El cielo se abrió un poco más y la garúa se hizo más abundante lo cual parecía casi una escena de lluvia. Bajo el refugio de un árbol, alto y mal alineado, Miguel se detuvo por un tiempo no muy prolongado esperando que la lluvia cese o quizá a alguien, o las dos cosas al mismo tiempo. Allí, bajo el frondoso techo que se extendía sobre él, extrajo el libro (el mismo que tanto le había costado obtener) de su mochila y se disponía a leer cuando entre las escasas personas, que transitaban los espacios abiertos de suelos mojados, se hizo presente una silueta irreconocible, pero que para él parecía ser muy familiar.
- Hermano querido - diciendo esto, la muchacha, de cabellos oscuros y mirada audaz, que aparecía ya más claramente, rodeó el cuello de Miguel, abrazándolo fuertemente y estampándole un beso en la mejilla. Seguido de esto, estampó muchos más resistiendo los esfuerzos que hacía nuestro presonaje por librarse de ella.
-Hermano querido, lindo, precioso- seguía diciendo la recién llegada sin desprenderse del cuello de Miguel- no sabes cuánto te he extrañado. No he recibido ningún mensaje tuyo, apenas ese libro que lo debo tener en algún lado. Ya sabes como soy yo de pobre ignorante con esas cosas. A mi dame notas, no textos inmensos...
- Vámonos.
- No has cambiado nada. Sigues siendo el mismo gruñón. ¿Por lo menos te dignarás a ofrecerme tu brazo, cierto? - dijo al mismo tiempo en que adelantaba un poco la mano.
Con el rostro serio, que más que solemnidad parecía expresar enojo, Miguel caminó a zancadas, casi arrastrando a su acompañante, quien parecía divertirse con eso.

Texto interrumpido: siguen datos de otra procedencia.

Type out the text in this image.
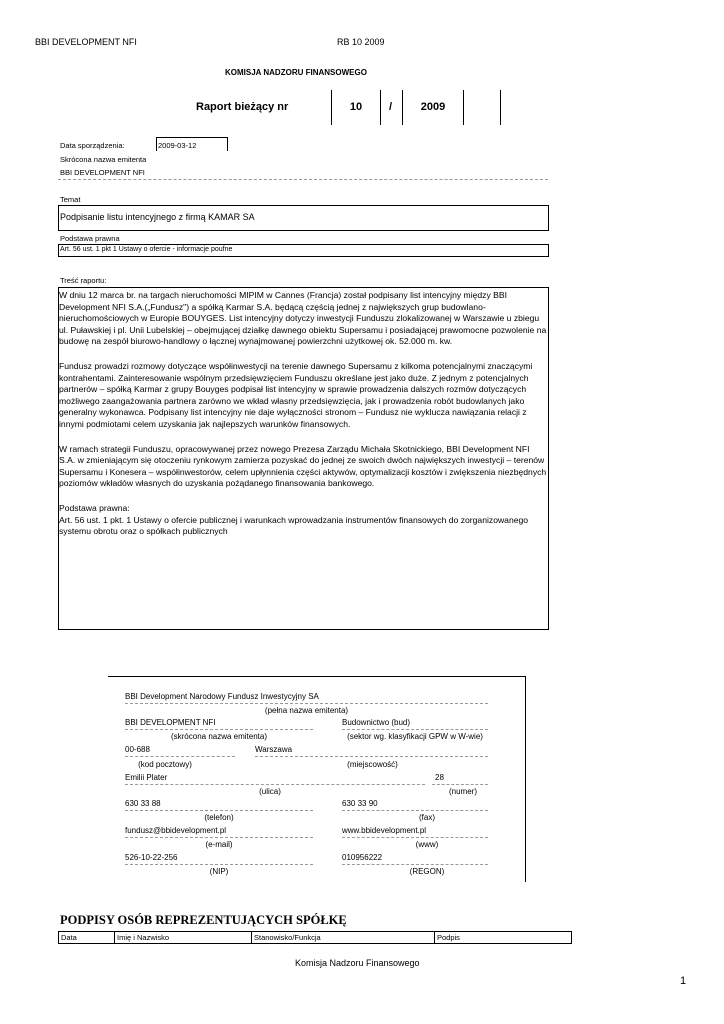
BBI DEVELOPMENT NFI	RB 10 2009
KOMISJA NADZORU FINANSOWEGO
Raport bieżący nr	10	/	2009
Data sporządzenia:	2009-03-12
Skrócona nazwa emitenta
BBI DEVELOPMENT NFI
Temat
Podpisanie listu intencyjnego z firmą KAMAR SA
Podstawa prawna
Art. 56 ust. 1 pkt 1 Ustawy o ofercie - informacje poufne
Treść raportu:

W dniu 12 marca br. na targach nieruchomości MIPIM w Cannes (Francja) został podpisany list intencyjny między BBI Development NFI S.A.(„Fundusz") a spółką Karmar S.A. będącą częścią jednej z największych grup budowlano-nieruchomościowych w Europie BOUYGES. List intencyjny dotyczy inwestycji Funduszu zlokalizowanej w Warszawie u zbiegu ul. Puławskiej i pl. Unii Lubelskiej – obejmującej działkę dawnego obiektu Supersamu i posiadającej prawomocne pozwolenie na budowę na zespół biurowo-handlowy o łącznej wynajmowanej powierzchni użytkowej ok. 52.000 m. kw.

Fundusz prowadzi rozmowy dotyczące współinwestycji na terenie dawnego Supersamu z kilkoma potencjalnymi znaczącymi kontrahentami. Zainteresowanie wspólnym przedsięwzięciem Funduszu określane jest jako duże. Z jednym z potencjalnych partnerów – spółką Karmar z grupy Bouyges podpisał list intencyjny w sprawie prowadzenia dalszych rozmów dotyczących możliwego zaangażowania partnera zarówno we wkład własny przedsięwzięcia, jak i prowadzenia robót budowlanych jako generalny wykonawca. Podpisany list intencyjny nie daje wyłączności stronom – Fundusz nie wyklucza nawiązania relacji z innymi podmiotami celem uzyskania jak najlepszych warunków finansowych.

W ramach strategii Funduszu, opracowywanej przez nowego Prezesa Zarządu Michała Skotnickiego, BBI Development NFI S.A. w zmieniającym się otoczeniu rynkowym zamierza pozyskać do jednej ze swoich dwóch największych inwestycji – terenów Supersamu i Konesera – współinwestorów, celem upłynnienia części aktywów, optymalizacji kosztów i zwiększenia niezbędnych poziomów wkładów własnych do uzyskania pożądanego finansowania bankowego.

Podstawa prawna:
Art. 56 ust. 1 pkt. 1 Ustawy o ofercie publicznej i warunkach wprowadzania instrumentów finansowych do zorganizowanego systemu obrotu oraz o spółkach publicznych
BBI Development Narodowy Fundusz Inwestycyjny SA
(pełna nazwa emitenta)
BBI DEVELOPMENT NFI
(skrócona nazwa emitenta)
Budownictwo (bud)
(sektor wg. klasyfikacji GPW w W-wie)
00-688
(kod pocztowy)
Warszawa
(miejscowość)
Emilii Plater
(ulica)
28
(numer)
630 33 88
(telefon)
630 33 90
(fax)
fundusz@bbidevelopment.pl
(e-mail)
www.bbidevelopment.pl
(www)
526-10-22-256
(NIP)
010956222
(REGON)
PODPISY OSÓB REPREZENTUJĄCYCH SPÓŁKĘ
Data	Imię i Nazwisko	Stanowisko/Funkcja	Podpis
Komisja Nadzoru Finansowego
1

Ella hablaba de muchas cosas, parecía que las palabras nunca se le acababan y si hacía alguna pausa era para oxigenarse, pues a veces daba la impresión que se olvidaba de respirar mientras contaba sus anécdotas.

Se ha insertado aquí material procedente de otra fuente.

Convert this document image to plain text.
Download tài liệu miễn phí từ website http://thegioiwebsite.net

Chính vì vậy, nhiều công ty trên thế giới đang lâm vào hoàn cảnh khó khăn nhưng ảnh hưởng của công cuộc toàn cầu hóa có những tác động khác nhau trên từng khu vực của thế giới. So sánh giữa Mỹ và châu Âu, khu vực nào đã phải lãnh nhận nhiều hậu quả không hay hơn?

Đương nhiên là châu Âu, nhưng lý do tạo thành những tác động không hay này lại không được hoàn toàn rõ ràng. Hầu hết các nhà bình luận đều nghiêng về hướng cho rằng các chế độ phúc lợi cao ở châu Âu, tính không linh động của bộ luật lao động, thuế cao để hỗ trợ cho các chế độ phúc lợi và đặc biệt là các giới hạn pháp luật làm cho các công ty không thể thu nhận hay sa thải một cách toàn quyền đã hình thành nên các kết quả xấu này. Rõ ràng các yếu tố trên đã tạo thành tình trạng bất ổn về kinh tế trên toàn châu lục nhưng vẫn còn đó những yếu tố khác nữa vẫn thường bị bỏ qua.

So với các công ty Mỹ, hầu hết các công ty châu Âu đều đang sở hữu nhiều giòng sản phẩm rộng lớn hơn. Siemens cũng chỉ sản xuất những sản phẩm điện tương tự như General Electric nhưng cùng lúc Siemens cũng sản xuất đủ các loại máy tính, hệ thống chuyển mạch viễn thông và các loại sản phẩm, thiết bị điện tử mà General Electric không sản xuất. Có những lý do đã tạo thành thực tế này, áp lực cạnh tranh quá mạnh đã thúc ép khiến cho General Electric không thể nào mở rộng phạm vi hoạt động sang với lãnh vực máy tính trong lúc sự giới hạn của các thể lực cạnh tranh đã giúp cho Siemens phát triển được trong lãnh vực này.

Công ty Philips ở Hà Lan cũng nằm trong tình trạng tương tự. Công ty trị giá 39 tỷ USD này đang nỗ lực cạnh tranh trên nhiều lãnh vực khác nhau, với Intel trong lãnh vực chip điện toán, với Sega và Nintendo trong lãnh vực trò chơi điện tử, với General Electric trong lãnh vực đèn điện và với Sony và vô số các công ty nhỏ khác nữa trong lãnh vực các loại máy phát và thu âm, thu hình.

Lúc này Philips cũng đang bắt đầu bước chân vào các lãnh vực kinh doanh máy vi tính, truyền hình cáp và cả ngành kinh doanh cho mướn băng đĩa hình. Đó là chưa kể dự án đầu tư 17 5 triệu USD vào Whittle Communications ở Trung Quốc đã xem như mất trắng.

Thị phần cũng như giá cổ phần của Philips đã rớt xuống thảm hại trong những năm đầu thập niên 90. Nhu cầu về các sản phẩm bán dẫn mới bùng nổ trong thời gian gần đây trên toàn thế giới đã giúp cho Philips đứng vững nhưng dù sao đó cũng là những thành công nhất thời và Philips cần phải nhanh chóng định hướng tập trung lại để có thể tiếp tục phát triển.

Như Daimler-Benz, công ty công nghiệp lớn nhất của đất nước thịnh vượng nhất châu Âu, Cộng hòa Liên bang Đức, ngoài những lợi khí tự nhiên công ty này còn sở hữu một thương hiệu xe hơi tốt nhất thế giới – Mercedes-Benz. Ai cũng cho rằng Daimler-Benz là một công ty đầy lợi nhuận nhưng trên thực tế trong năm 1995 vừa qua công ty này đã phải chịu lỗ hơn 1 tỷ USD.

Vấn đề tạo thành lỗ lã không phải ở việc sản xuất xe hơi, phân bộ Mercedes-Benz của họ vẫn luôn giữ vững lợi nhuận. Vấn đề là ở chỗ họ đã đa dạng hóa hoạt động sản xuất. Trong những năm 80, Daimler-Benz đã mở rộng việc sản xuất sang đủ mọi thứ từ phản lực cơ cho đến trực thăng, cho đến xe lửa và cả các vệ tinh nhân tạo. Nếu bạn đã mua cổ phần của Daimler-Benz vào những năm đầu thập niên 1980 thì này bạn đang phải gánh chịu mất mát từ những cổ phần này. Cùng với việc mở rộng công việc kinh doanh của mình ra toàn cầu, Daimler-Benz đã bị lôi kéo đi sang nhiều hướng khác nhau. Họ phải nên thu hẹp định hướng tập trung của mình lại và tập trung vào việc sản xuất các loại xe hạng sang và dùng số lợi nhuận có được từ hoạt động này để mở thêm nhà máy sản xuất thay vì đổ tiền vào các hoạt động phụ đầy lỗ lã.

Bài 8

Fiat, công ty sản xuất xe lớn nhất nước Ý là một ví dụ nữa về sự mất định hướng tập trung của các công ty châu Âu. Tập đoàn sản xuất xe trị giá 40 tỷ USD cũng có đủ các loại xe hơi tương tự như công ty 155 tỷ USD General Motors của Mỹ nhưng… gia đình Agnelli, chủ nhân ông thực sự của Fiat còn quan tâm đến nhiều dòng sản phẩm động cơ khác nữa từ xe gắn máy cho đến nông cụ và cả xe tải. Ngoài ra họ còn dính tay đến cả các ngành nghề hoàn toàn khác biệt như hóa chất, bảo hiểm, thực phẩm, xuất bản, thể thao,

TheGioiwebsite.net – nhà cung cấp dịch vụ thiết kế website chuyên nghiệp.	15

- Debo decir que realmente te extrañaba - dijo y regaló una sonrisa franca.
- ¿Hace cuánto tiempo llegaste?
- No sabría decirlo - vaciló un momento. Observó el rostro de Miguel que seguía serio, pero esta vez ya había adoptado una expresión meditabunda que en realidad era la típica expresión en él. Tras recibir una mirada algo impaciente por una respuesta más precisa, continuó hablando - una semana, ¿es una respuesta acertada señor? Una semana, dos días y tres horas. Me estoy hospedando en uno de esos hoteles baratos. Es bueno saber que siempre tengo a donde regresar. ¿No te parece? La vida en Europa no es tan fantástica como crees, la gente es gente con otra forma de hablar y algunos se pueden parecer a alguno de nuestros maestros cultos y bien formados, como te puedes topar con un beodo crustáceo que donde cae la lata cae él. ¿Me estás escuchando? Sé que lo haces. Sigo...
- La casa no ha tenido mucha limpieza en este tiempo. Tendremos que mover algunas cosas.
- Papá...
- No lo menciones. No quiero saber más. Vayamos a comer algo y después te ayudaré a instalar te.
El silencio se manifestó por varios minutos. Ella bajó un poco la cabeza y siguió avanzando ya no con la misma expresion divertida de antes, sino con cierta nostalgia. Mirando una vez el rostro de su hermano, se aferró un poco más a su brazo y se dejó guiar por él lo que quedó del camino, con la mirada caída y la expresión perdida.